IMADIS, 48 rue quivogne, 63002, Lyon, France.
University of Bordeaux, 33000, Bordeaux, France.
J Digit Imaging. 2022 Aug;35(4):993-1007. doi: 10.1007/s10278-022-00619-6. Epub 2022 Mar 22.
Although using standardized reports is encouraged, most emergency radiological reports in France remain in free-text format that can be mined with natural language processing for epidemiological purposes, activity monitoring or data collection. These reports are obtained under various on-call conditions by radiologists with various backgrounds. Our aim was to investigate what influences the radiologists' written expressions. To do so, this retrospective multicentric study included 30,227 emergency radiological reports of computed tomography scans and magnetic resonance imaging involving exactly one body region, only with pathological findings, interpreted from 2019-09-01 to 2020-02-28 by 165 radiologists. After text pre-processing, one-word tokenization and use of dictionaries for stop words, polarity, sentiment and uncertainty, 11 variables depicting the structure and content of words and sentences in the reports were extracted and summarized to 3 principal components capturing 93.7% of the dataset variance. In multivariate analysis, the 1 principal component summarized the length and lexical diversity of the reports and was significantly influenced by the weekday, time slot, workload, number of examinations previously interpreted by the radiologist during the on-call period, type of examination, emergency level and radiologists' gender (P value range: < 0.0001-0.0029). The 2 principal component summarized negative formulations, polarity and sentence length and was correlated with the number of examination previously interpreted by the radiologist, type of examination, emergency level, imaging modality and radiologists' experience (P value range: < 0.0001-0.0032). The last principal component summarized questioning, uncertainty and polarity and was correlated with the type of examination and emergency level (all P values < 0.0001). Thus, the length, structure and content of emergency radiological reports were significantly influenced by organizational, radiologist- and examination-related characteristics, highlighting the subjectivity and variability in the way radiologists express themselves during their clinical activity. These findings advocate for more homogeneous practices in radiological reporting and stress the need to consider these influential features when developing models based on natural language processing.
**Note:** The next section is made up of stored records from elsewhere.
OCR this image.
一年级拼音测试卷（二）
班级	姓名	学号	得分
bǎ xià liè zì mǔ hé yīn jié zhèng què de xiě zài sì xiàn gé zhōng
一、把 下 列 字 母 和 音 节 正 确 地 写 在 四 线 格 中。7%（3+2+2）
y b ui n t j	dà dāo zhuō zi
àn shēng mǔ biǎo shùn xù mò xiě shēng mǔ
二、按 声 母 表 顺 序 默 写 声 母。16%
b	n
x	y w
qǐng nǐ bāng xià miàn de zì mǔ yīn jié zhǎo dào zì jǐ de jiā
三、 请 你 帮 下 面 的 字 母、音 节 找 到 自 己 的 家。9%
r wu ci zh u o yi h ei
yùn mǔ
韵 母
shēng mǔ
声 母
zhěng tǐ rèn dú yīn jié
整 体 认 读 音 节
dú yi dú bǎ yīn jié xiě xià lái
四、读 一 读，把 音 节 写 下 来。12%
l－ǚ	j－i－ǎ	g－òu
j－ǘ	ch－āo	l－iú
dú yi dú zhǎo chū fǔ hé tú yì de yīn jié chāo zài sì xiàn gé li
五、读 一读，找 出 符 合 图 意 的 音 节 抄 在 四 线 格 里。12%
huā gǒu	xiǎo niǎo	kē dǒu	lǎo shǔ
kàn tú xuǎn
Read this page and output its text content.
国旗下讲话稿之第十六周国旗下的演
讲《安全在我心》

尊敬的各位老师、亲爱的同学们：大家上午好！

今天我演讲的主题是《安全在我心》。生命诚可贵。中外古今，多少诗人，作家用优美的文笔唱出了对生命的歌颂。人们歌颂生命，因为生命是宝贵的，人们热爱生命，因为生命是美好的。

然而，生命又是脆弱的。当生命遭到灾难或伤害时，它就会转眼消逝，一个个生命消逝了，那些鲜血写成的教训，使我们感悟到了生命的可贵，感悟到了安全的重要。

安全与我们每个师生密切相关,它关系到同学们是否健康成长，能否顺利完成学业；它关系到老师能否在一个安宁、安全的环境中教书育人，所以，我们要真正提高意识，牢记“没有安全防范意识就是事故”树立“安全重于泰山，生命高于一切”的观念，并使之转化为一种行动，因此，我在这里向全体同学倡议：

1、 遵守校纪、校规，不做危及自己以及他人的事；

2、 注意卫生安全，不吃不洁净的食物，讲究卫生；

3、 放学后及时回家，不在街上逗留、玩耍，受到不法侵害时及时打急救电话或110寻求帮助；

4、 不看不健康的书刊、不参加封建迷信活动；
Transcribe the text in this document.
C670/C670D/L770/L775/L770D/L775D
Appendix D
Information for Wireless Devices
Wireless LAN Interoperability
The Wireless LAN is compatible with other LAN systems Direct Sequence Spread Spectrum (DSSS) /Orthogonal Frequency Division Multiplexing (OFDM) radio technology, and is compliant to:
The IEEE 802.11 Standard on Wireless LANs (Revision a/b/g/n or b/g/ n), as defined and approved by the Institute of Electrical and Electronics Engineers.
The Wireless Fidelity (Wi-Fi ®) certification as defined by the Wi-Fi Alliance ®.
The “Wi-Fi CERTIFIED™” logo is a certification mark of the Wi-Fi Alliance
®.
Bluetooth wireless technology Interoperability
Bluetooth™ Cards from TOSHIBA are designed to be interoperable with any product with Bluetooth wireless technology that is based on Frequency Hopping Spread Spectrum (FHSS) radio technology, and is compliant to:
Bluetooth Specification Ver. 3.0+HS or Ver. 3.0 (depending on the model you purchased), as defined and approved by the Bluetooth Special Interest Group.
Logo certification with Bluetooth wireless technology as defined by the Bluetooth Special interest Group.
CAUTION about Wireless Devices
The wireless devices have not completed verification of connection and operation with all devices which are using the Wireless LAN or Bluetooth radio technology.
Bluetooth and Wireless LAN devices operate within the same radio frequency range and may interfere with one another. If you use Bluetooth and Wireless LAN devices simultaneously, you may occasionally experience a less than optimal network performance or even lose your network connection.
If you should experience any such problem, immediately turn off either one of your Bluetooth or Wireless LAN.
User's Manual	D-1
尽管鼓励使用标准化报告,但法国大多数急诊放射学报告仍采用自由文本格式,可以通过自然语言处理对其进行挖掘,以用于流行病学目的、活动监测或数据收集。这些报告是由具有不同背景的放射科医生在各种值班条件下获得的。我们的目的是研究影响放射科医生书面表达的因素。为此,这项回顾性多中心研究纳入了 2019 年 9 月 1 日至 2020 年 2 月 28 日期间,由 165 名放射科医生解读的 30227 份涉及一个确切身体部位、仅具有病理发现的计算机断层扫描和磁共振成像的急诊放射学报告。在文本预处理、单字标记和使用字典去除停用词、极性、情感和不确定性后,从报告的结构和内容中提取并总结了 11 个变量,这些变量总结为 3 个主成分,捕获了数据集方差的 93.7%。在多变量分析中,第一主成分总结了报告的长度和词汇多样性,并且受到工作日、时段、工作量、值班期间放射科医生之前解读的检查次数、检查类型、紧急程度和放射科医生性别的显著影响(P 值范围:<0.0001-0.0029)。第二主成分总结了否定形式、极性和句子长度,与放射科医生之前解读的检查次数、检查类型、紧急程度、成像方式和放射科医生经验相关(P 值范围:<0.0001-0.0032)。最后一个主成分总结了疑问、不确定性和极性,与检查类型和紧急程度相关(所有 P 值均<0.0001)。因此,急诊放射学报告的长度、结构和内容受到组织、放射科医生和检查相关特征的显著影响,突出了放射科医生在临床活动中表达自己的方式的主观性和可变性。这些发现主张在放射学报告中采用更加统一的做法,并强调在开发基于自然语言处理的模型时需要考虑这些有影响的特征。